Coin Collection 〉 Early Modern Times 〉 Central and Western Europe 〉 Germany 〉 Holy Roman Empire, Free City of Hamburg in the Name of Leopold I (1658-1705), 2 Mark 1694
Holy Roman Empire, Free City of Hamburg in the Name of Leopold I (1658-1705), 2 Mark 1694
|Mint Authority:||City of Hamburg|
|Year of Issue:||1694 A.D.|
The free Hanseatic city of Hamburg, situated where the lower Elbe flows into the North Sea and the rivers Alster and Bille flow into the Elbe, developed soon after its foundation by Charlemagne into an important centre of trade and industry thanks to its excellent communications. That is still true today.
From 1356, together with Lübeck and Cologne, Hamburg had been one of the leading cities in the "Hanse," a loose association of many North German cities, whose purpose was to facilitate trade between Russia and Poland on the one hand and North Germany, Scandinavia, Flanders and England on the other. And Hamburg also belonged to the Wendish coinage union, whose members issued their currencies jointly, including the mark.
As can be seen on this coin, Hamburg was a "free imperial city," which meant that it was subject only to the direct authority of the German emperor, in this case Leopold I of Hapsburg, king of Hungary and Bohemia and emperor of the Holy Roman Empire (i.e. medieval Germany). Free imperial cities had legal privileges such as their own courts – they were thus free. That is made clear by the coat of arms of the city on the obverse of the coin and the double-headed eagle of the emperor on the reverse.
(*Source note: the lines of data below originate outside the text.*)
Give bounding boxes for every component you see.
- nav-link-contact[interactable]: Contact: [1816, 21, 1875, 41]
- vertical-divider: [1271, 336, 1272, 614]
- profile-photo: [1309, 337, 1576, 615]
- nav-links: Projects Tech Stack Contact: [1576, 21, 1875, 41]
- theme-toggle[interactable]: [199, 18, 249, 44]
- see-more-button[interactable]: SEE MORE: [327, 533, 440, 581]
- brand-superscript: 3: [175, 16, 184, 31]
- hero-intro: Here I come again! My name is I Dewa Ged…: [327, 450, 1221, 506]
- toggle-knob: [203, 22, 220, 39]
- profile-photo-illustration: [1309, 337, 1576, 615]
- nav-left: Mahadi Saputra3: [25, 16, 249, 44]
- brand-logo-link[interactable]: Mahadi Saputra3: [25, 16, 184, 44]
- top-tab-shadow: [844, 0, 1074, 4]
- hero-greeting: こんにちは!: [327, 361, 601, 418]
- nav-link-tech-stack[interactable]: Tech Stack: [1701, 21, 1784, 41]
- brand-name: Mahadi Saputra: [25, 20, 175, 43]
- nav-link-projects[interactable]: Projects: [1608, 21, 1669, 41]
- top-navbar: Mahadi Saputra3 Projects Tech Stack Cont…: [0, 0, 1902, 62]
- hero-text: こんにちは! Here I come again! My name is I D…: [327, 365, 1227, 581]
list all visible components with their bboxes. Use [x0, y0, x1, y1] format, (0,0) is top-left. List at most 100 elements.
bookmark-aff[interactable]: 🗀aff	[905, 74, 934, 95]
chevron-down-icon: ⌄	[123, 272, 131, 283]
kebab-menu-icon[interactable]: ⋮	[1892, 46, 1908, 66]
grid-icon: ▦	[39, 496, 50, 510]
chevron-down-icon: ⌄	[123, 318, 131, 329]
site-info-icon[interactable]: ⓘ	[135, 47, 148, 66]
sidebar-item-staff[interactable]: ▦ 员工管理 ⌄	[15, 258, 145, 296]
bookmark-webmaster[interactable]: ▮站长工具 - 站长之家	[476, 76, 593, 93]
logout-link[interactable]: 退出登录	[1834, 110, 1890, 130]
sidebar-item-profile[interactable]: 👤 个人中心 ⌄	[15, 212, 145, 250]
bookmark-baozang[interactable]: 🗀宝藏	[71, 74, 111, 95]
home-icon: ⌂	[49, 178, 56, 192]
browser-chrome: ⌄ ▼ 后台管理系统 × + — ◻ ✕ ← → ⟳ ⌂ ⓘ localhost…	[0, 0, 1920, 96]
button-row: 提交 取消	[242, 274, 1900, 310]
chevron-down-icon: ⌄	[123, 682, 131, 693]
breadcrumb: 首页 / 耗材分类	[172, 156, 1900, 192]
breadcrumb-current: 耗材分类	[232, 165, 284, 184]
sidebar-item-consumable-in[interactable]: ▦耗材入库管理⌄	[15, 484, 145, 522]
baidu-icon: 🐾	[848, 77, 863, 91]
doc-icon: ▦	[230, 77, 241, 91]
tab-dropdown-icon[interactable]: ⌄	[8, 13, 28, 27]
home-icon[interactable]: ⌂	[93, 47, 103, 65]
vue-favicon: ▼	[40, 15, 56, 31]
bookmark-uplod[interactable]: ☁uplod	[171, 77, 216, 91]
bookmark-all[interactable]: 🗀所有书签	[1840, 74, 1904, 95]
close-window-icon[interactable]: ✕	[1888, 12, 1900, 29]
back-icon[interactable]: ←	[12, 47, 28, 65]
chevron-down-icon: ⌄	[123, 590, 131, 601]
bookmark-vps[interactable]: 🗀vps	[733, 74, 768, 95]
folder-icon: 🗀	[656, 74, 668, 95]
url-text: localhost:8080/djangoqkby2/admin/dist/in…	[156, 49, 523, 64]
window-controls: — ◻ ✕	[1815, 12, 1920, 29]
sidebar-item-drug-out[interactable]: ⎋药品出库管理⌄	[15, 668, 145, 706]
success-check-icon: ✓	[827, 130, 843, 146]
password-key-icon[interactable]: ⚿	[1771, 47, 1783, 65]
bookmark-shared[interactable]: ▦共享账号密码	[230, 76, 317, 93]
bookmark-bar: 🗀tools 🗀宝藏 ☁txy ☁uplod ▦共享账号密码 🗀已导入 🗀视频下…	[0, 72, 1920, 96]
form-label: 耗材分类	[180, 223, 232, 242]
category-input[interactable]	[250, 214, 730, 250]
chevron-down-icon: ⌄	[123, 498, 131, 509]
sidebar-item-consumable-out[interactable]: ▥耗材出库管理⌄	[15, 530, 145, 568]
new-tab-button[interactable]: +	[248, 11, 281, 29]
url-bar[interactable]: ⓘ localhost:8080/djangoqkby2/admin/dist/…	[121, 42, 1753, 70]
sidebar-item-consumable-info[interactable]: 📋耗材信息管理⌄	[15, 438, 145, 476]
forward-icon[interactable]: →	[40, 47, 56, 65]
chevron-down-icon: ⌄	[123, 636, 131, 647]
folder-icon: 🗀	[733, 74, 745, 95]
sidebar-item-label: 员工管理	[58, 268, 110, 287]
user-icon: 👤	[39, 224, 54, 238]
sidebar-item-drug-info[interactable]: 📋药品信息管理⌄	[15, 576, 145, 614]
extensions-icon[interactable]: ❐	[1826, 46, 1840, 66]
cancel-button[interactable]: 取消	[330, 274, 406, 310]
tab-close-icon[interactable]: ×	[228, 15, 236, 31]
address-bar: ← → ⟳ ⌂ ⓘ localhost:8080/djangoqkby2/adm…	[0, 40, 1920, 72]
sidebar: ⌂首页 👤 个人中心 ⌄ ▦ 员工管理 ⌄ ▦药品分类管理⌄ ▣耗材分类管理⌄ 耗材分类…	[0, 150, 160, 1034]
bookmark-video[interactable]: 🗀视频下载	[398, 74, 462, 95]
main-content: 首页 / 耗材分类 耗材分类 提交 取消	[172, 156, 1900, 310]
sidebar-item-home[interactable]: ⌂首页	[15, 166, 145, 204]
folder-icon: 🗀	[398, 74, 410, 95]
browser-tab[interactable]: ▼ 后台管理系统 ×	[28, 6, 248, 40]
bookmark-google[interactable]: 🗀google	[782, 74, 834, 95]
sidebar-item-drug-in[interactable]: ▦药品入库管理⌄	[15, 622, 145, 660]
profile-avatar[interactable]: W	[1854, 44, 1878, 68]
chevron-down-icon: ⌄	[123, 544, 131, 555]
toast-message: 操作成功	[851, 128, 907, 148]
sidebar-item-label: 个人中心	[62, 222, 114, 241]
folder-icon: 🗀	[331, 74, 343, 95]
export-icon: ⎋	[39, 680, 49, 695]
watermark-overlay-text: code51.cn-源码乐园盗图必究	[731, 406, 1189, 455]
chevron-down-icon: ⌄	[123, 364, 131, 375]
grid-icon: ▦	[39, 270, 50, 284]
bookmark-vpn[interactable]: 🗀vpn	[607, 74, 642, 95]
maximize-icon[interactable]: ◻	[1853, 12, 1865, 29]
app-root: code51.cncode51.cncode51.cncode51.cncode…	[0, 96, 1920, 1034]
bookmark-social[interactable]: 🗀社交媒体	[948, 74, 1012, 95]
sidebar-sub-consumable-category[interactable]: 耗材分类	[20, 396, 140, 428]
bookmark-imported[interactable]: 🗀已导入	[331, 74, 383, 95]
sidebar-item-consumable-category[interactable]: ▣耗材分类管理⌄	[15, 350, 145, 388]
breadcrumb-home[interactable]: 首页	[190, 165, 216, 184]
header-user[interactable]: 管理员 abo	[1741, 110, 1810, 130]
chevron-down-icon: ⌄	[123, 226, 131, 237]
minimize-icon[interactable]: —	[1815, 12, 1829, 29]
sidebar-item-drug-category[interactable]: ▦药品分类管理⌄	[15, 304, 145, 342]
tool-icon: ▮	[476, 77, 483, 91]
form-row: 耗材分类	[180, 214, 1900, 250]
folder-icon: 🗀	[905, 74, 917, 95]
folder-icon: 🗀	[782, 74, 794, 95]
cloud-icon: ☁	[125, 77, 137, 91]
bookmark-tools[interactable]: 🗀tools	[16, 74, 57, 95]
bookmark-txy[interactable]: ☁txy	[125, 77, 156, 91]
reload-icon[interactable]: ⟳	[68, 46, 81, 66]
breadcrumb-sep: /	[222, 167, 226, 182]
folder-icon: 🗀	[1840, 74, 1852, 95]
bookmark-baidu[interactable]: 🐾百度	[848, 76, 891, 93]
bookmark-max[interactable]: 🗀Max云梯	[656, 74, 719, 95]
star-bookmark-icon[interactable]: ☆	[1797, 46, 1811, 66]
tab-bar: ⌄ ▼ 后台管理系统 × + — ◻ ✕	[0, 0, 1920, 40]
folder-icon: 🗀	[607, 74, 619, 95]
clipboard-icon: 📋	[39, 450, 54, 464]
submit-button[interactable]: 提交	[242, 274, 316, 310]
Thanks to the immigration of Dutch Protestants and English merchants, Hamburg inherited (together with Amsterdam) the mantle of Antwerp, the great medieval trading city where the river Scheldt flows into the North Sea, which had been reconquered by Spain in 1585.
The foundation of the Hamburg Opera in 1678, and the active theatrical and literary scene, enriched by the German playwright Gotthold Lessing and the writer and critic Friedrich Klopstock, gave Hamburg a leading position in the intellectual life of Germany in the 17th and 18th centuries.